Pour comprendre les limites du rescrit du crédit d'impôt recherche, il faut garder à l’esprit son principe fondamental. Pour bénéficier des garanties de cette procédure, la situation doit être restée strictement identique à celle sur laquelle l’administration avait pris position.
Le rescrit crédit d'impôt recherche confronté à la définition de la R&D
Dès l’éligibilité technique du projet, l’entreprise doit être très précise et doit anticiper dans son dossier de rescrit l’ensemble des opérations de R&D jusqu’à la fin de l’année civile présentée.
Or, la R&D repose sur plusieurs caractéristiques : la nouveauté, la créativité, l'incertitude, la systématique, la reproductibilité et la transférabilité. Nous ne manquerons pas de remarquer que l’incertitude est le propre d’une activité de recherche et développement : les travaux doivent revêtir un caractère incertain quant au résultat final.
Il convient donc de se poser la question suivante : Comment anticiper les travaux et leurs résultats alors même que l’incertitude est le propre de la R&D ?
Limite au rescrit CIR par l’extrapolation hasardeuse des dépenses R&D
Dans le cadre d’un rescrit CIR, qui intervient au plus tard six mois avant la date limite de dépôt de la déclaration de CIR, il est impossible de faire une évaluation juste et précise du montant de crédit d'impôt recherche. Ceci est simplement dû au fait que le projet de R&D est toujours en cours et que l’année civile relative au calcul du crédit d'impôt recherche est, elle aussi, toujours en cours.

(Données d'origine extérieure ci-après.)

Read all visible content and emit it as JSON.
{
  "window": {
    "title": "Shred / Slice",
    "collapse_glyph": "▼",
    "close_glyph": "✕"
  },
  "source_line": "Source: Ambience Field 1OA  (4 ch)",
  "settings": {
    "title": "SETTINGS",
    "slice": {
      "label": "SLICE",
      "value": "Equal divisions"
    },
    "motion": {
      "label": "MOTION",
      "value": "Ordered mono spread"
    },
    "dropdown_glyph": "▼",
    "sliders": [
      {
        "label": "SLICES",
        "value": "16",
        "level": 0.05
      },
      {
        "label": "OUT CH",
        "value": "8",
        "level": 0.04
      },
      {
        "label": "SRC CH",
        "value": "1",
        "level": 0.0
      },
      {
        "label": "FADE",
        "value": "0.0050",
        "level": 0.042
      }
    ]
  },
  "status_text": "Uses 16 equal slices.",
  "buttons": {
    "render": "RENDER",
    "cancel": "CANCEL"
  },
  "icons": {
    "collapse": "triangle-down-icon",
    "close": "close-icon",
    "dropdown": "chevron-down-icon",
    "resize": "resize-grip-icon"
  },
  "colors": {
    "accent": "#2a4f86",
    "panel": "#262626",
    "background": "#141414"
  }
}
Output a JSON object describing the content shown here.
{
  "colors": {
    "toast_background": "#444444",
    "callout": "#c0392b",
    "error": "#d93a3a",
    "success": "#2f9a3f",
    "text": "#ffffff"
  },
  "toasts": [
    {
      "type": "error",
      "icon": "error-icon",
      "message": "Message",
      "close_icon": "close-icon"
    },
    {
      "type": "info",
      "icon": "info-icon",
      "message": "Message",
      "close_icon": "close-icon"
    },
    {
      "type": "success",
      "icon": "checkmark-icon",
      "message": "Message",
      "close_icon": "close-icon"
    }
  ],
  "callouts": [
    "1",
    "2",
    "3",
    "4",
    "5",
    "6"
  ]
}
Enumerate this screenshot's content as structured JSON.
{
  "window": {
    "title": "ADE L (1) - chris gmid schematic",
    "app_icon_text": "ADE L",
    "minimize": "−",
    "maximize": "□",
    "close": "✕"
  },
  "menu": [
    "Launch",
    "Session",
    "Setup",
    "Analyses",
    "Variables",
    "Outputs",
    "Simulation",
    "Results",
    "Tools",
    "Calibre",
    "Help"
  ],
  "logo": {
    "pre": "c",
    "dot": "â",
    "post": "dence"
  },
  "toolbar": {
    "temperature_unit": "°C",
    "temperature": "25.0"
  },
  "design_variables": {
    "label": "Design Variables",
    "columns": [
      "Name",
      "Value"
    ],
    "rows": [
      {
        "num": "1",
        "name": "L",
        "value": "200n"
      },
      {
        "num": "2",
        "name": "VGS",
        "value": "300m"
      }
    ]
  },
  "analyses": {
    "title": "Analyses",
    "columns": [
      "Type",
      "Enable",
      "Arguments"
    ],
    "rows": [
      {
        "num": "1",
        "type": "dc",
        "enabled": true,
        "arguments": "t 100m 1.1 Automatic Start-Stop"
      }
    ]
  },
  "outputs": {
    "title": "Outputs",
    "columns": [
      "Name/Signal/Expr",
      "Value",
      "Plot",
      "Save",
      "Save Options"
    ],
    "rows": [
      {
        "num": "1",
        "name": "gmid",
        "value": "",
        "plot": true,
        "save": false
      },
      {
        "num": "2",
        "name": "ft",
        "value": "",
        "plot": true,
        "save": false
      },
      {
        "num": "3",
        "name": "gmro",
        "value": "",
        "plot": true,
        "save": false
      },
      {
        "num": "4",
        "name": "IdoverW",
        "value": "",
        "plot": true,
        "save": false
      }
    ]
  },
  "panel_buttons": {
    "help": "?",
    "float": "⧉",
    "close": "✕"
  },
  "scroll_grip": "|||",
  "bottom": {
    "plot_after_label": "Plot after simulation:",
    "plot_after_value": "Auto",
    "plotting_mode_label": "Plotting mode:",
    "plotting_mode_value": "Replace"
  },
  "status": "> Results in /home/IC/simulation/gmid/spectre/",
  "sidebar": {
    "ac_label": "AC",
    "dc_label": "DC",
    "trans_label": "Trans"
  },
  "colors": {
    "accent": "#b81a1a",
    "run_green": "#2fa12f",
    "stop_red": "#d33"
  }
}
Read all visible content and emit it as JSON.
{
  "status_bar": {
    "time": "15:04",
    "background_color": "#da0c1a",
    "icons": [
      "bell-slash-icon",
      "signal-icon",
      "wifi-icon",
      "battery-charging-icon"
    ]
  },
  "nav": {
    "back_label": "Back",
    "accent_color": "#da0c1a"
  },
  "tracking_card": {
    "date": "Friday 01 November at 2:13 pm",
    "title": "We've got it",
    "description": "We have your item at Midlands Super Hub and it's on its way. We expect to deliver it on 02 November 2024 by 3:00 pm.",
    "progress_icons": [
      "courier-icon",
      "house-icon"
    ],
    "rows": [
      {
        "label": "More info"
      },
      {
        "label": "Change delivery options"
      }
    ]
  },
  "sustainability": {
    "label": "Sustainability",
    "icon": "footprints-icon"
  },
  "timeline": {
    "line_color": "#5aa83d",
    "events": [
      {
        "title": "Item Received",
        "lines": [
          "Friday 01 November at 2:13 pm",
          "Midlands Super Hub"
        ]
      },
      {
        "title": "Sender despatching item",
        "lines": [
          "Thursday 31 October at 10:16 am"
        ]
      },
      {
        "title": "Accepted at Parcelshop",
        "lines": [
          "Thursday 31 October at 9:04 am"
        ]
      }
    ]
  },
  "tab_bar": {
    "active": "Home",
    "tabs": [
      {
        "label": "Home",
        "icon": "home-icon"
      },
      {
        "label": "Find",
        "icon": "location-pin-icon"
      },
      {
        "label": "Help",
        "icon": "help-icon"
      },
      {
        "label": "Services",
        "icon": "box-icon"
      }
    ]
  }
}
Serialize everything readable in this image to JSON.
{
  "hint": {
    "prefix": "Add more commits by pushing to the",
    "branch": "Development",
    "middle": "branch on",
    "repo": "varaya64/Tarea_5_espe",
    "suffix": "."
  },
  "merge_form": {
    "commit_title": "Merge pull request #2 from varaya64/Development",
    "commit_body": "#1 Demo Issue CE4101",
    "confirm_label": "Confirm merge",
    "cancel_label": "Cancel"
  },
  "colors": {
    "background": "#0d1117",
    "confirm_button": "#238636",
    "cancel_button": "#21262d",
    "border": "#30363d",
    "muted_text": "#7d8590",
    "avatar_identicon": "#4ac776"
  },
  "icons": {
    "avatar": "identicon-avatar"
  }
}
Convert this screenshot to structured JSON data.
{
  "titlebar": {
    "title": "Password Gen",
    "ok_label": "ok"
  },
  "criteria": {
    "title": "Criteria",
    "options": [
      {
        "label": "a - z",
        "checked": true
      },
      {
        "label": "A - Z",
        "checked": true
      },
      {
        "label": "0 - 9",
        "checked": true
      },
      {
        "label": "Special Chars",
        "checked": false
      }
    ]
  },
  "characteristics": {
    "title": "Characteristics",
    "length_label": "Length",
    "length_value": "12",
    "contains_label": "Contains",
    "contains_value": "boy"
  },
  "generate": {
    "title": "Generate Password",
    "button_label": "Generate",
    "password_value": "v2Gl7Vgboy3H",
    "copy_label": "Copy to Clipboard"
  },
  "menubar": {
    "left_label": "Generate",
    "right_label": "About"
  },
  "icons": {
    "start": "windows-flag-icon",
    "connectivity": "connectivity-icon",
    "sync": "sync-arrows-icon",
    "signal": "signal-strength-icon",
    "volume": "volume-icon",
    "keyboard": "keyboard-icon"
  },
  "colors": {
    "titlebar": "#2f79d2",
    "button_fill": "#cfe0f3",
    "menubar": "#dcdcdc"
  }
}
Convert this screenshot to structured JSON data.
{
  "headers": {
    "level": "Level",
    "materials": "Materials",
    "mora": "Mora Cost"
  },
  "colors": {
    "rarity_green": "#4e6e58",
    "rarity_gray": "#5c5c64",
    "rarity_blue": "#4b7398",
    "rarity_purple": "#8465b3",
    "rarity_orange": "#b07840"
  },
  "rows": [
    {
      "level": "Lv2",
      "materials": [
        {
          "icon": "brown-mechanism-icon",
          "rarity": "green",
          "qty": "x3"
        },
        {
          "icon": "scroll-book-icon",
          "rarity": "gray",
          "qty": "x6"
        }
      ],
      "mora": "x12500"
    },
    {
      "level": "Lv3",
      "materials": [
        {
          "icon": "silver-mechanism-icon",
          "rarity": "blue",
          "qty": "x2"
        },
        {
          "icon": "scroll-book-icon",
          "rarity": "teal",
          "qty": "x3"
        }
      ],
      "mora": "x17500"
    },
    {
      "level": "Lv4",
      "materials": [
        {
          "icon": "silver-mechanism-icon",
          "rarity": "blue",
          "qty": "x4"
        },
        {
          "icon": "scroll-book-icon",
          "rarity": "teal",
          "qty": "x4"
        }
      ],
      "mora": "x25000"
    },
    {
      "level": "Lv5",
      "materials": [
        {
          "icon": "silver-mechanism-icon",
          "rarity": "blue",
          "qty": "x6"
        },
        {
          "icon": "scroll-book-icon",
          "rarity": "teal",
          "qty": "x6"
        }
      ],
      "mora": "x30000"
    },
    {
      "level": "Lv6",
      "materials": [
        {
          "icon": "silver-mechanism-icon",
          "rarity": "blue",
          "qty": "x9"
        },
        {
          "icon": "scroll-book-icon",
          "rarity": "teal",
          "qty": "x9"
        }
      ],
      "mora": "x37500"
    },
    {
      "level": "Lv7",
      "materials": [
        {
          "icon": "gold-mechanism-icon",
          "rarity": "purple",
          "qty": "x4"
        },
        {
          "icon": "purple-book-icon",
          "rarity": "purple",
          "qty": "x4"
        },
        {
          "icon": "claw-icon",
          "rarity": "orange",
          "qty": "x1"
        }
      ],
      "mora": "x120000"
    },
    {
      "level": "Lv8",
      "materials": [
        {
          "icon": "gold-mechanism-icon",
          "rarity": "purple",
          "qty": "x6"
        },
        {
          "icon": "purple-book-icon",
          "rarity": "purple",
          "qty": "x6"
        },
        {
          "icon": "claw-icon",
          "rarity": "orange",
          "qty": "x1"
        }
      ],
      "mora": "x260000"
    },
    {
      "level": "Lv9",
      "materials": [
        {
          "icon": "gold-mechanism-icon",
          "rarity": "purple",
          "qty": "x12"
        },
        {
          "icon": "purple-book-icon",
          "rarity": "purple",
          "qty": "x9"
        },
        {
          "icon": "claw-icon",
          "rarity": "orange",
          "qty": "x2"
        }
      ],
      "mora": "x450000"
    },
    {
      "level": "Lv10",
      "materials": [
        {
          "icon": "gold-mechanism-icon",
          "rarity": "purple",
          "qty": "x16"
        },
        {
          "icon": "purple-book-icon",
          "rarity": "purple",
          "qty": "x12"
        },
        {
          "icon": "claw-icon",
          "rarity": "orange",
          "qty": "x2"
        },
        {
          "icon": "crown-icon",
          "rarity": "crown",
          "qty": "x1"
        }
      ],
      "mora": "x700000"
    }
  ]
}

A titre d’exemple, il ne sera pas possible d’évaluer définitivement les frais de personnel puisque le suivi des temps ne sera pas complet. De même, un projet produisant des résultats inespérés peut amener la société à revoir la priorité d’un projet en augmentant les investissements sur ce projet, ou diminuant les dépenses octroyées aux autres projets. Ces événements modifient l’assiette des dépenses et nous comprenons aisément que le rescrit porte uniquement sur l’éligibilité du projet de R&D et ouvre donc la possibilité à l’administration fiscale d’effectuer un contrôle fiscal sur la déclaration de CIR.
Un rescrit fiscal limité par sa date de dépôt
Pour réduire la problématique d’anticipation de la description des travaux, l’entreprise peut réaliser une demande de rescrit en fin d’année civile et avant sa déclaration de CIR. Elle ne respecte donc pas la règle des six mois avant le dépôt du crédit d'impôt recherche. Dans ces conditions, l’administration fiscale n’est pas tenue de se prononcer dans les trois mois suivant le dépôt de la demande.
Par conséquent, si on extrapole la situation, une entreprise peut de bonne foi déposer une demande de rescrit avant la déclaration de son CIR, puis ne jamais recevoir de réponse de l’administration fiscale. Elle ne peut alors pas profiter des avantages du rescrit fiscal et s’expose à un contrôle fiscal au même titre que l’entreprise qui n’a pas réalisé de rescrit fiscal.
Une demande qui ne peut être qu’unique
Enfin, une entreprise ne peut pas déposer un second rescrit fiscal pour un même projet. Il n’est donc pas possible de déposer un deuxième rescrit suite à un refus de l’éligibilité. De même, l’entreprise n’a plus la possibilité de déclarer son CIR sur la base du projet présenté dans le rescrit.
En conclusion, il faut manier le rescrit fiscal avec beaucoup de précautions pour en faire le meilleur usage. Il s’agit d’un outil formidable pour la maîtrise des risques, mais qui peut être à double tranchant. En effet, il est important de comprendre que le Livre des Procédures Fiscales ne prévoit pas de voies de recours dans le cadre du rejet de la demande de rescrit. Au contraire, une vérification comptable représente un réel échange entre le contribuable et l’administration fiscale.